The field of microbiology also offers some hope. In 2011, women made up just 27 percent of the speakers at the American Society of Microbiology general meeting. By 2015, the society had bumped that up to nearly 50 percent. How? Researchers from Johns Hopkins University showed organizers numbers from their own meetings: When the committee in charge of speaker selection included at least one woman, sessions had 72 percent more female speakers and were 70 percent less likely to be only male. In response to this and other past-meeting data—and then a call to be better about avoiding all-male panels—conference conveners brought more women into the decision-making, and soon the number of women speaking nearly matched the number of men speaking.

Some conferences set out with the goal of gender parity, and then choose their speaker list accordingly. It requires planning, sure, but Twitter is here to keep scientists from stalling out in their search. The key? Just ask, like neurobiologist Leslie Voshall did a few days ago as she began to schedule talks for 2019.

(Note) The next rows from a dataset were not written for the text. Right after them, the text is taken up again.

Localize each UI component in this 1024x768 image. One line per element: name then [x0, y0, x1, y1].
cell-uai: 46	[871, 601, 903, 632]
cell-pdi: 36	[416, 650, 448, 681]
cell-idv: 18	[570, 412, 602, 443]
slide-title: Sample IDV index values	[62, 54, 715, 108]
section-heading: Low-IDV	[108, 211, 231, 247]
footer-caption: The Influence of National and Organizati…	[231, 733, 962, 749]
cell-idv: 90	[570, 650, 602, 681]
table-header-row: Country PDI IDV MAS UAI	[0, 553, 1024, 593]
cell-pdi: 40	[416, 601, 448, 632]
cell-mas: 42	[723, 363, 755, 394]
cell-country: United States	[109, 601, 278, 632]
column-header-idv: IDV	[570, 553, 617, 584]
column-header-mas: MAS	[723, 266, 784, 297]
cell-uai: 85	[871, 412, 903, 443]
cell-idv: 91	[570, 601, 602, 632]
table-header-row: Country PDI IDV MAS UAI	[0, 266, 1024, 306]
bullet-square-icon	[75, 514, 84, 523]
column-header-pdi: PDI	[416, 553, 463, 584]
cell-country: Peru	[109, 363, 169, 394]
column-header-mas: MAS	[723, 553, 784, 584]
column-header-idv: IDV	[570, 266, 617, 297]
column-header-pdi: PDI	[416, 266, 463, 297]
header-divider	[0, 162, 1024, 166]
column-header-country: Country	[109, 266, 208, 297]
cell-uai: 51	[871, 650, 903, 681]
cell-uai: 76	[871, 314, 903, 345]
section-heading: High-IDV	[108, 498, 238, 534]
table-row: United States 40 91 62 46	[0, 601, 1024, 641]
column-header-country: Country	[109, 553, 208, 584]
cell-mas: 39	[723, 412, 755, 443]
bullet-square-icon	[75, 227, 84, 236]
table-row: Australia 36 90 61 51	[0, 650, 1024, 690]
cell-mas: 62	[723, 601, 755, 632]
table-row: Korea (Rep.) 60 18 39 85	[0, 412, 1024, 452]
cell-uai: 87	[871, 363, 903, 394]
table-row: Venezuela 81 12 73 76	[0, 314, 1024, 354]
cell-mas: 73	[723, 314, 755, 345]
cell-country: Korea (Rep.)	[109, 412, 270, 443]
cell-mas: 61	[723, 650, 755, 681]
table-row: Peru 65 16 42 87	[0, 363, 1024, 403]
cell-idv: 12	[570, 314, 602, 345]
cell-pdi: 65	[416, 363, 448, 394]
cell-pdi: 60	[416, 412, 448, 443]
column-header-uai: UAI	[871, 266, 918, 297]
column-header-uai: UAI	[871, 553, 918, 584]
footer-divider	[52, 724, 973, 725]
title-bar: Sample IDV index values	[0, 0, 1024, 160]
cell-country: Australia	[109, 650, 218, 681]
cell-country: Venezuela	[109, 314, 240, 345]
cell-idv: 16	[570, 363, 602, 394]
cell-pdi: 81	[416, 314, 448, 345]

If an organizer doesn't have enough reach of their own, they can solicit suggestions using hashtags such as #WomenInSTEM or search for lists of science-internet influencers such as the WomenTweetScienceToo rolodex, which popped up after Science put only four female scientists on its top 50 tweeters list. It has 316 badass, smart women who can write 140 informative characters or, you know, wow a weary audience at the 8 am plenary session.

Coordinators can also ping #BlackInSTEM and #QueerInSTEM for speaker suggestions. Because diversity isn't just about women. “Anybody who is a minority will feel the same,” Bik says. “They will look at the podium and wish there was someone there who looked like them.”

Thanks to the internet, there's really no excuse for that wish to go unfulfilled.